So, there's only been a slight improvement since then. Hahahahaha.
Four years later, my blog has become my hobby, my joy, my escape and my work. I spend hours writing content for my blog. I spend hours editing pictures, researching details, and adjusting content for SEO (search engine optimization). It's a full-time gig, and just the other day I published my 200th article. After 200 times of doing something, you'd think the articles would get easier, but they really don't. Each one is unique unto itself, and each one is a special time in my life that I shared with my readers.
Most people know how to ride a bicycle. They learned sometime as a child and never forgot. I am not one of those people. I tried learning when I was a child, a teenager and an adult, and I have never mastered the two-wheel contraption. Whenever I see a child zip past me on a bike, I get a little jealous inside. I've always wanted to learn, but it's just something I've never been able to do.

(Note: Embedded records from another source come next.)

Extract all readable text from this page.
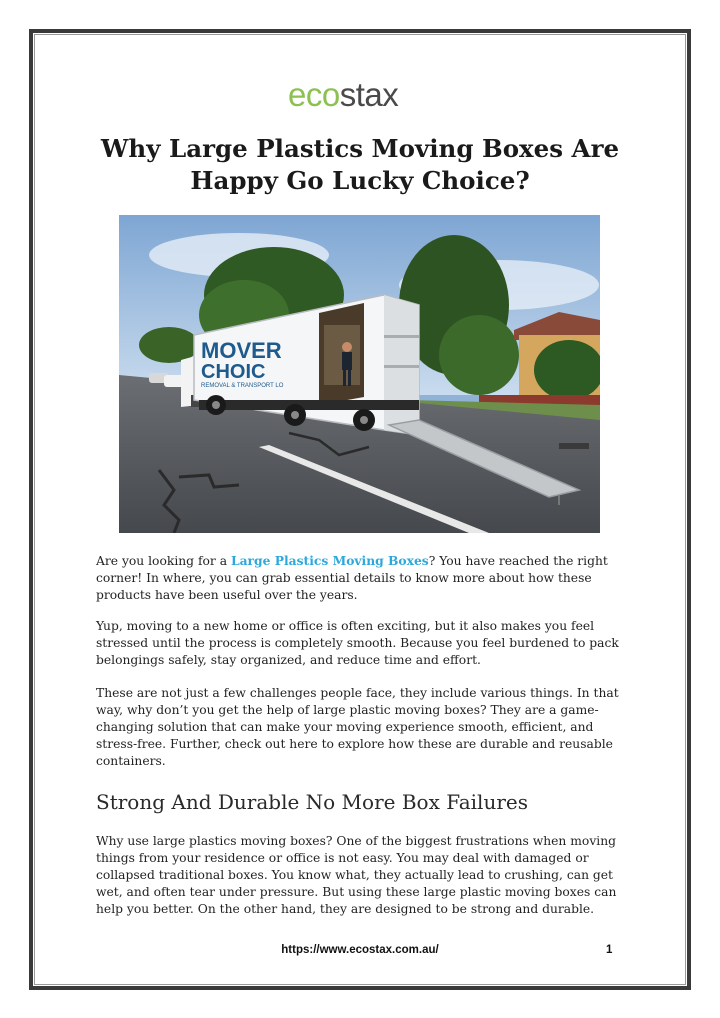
ecostax
Why Large Plastics Moving Boxes Are Happy Go Lucky Choice?
MOVER
CHOIC
REMOVAL & TRANSPORT LO

Are you looking for a Large Plastics Moving Boxes? You have reached the right corner! In where, you can grab essential details to know more about how these products have been useful over the years.

Yup, moving to a new home or office is often exciting, but it also makes you feel stressed until the process is completely smooth. Because you feel burdened to pack belongings safely, stay organized, and reduce time and effort.

These are not just a few challenges people face, they include various things. In that way, why don’t you get the help of large plastic moving boxes? They are a game-changing solution that can make your moving experience smooth, efficient, and stress-free. Further, check out here to explore how these are durable and reusable containers.

Strong And Durable No More Box Failures

Why use large plastics moving boxes? One of the biggest frustrations when moving things from your residence or office is not easy. You may deal with damaged or collapsed traditional boxes. You know what, they actually lead to crushing, can get wet, and often tear under pressure. But using these large plastic moving boxes can help you better. On the other hand, they are designed to be strong and durable.

https://www.ecostax.com.au/	1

On my recent trip to Cypress Hills Interprovincial Park, Alberta, I explored several of the many biking paths that wind through the area. The paths are also hikable, so I walked them instead. Although I've visited Cypress Hills several times, I never get used to the hills and lakes throughout the area. With dozens of kilometres of trails, you can spend a weekend there and never do the same thing twice. Although hiking around the park was incredible, I imagine it would be a lot more fun, and a lot easier, to bike it instead.